Avec cette émission, "Philippe a su mettre à la portée de tous la culture générale", a estimé Jean-Pierre Foucault, en saluant "notre maître à tous".

Philippe Bouvard "a plus fait pour la langue française que la moitié des 40 momies de l'Académie française" mais "n'a jamais été récompensé de cet effort populaire", a regretté le navigateur Olivier de Kersauson, pilier historique des "Grosses Têtes", que Bouvard avait coutume de saluer par une apostrophe qui a marqué le programme: "Bonne réponse de l'Amiral!"

"Français moyen" 

"C'était quelqu'un de curieusement très attachant. Je n'ai jamais su s'il nous aimait ou pas", a réagi l'humoriste Bernard Mabille, autre figure de l'émission.

Pour le journaliste Marc-Olivier Fogiel, le principal atout de Philippe Bouvard était "de ne pas avoir de frontières": "C'était un journaliste qui pouvait passer du divertissement au sérieux".

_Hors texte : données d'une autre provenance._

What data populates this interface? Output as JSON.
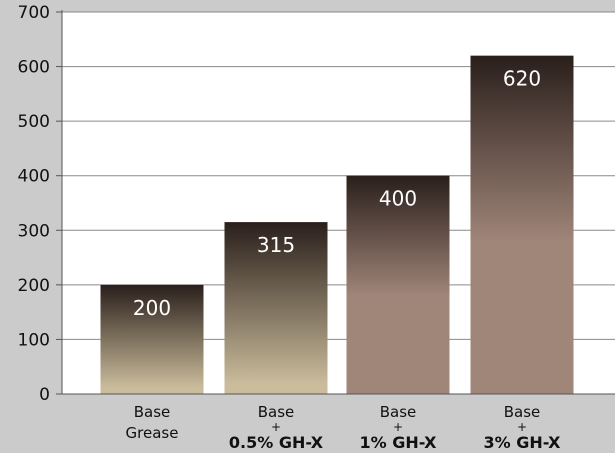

Après avoir entamé sa carrière de journaliste au Figaro dans les années 50, Bouvard avait rejoint France Soir en 1973, parallèlement à son parcours sur RTL.

A la télévision, il avait présenté de 1982 à 1987 "Le petit théâtre de Bouvard" sur Antenne 2, une émission de sketchs où il donnait leur chance à des comédiens débutants dont plusieurs allaient devenir des vedettes : Muriel Robin, Les Inconnus, Mimie Mathy Michèle Bernier ou encore le duo Chevallier et Laspalès.

Hyperactif, Philippe Bouvard tenait encore à 94 ans une page dans le magazine VSD, ainsi qu'une chronique dominicale sur RTL. Il avait tout arrêté le 1er janvier 2025 après avoir atteint son "double record": "60 ans de radio et 60 ans de RTL".

Physique rond et jovial, passionné de jeux d'argent et de belles voitures, ce fils d'un couple de petits commerçants se revendiquait comme "un Français moyen, râleur, chauvin, un rien xénophobe", comme il le disait au journal Le Parisien en 2022. Pour autant, il avouait regretter parfois de "s'être laissé engluer dans ce personnage".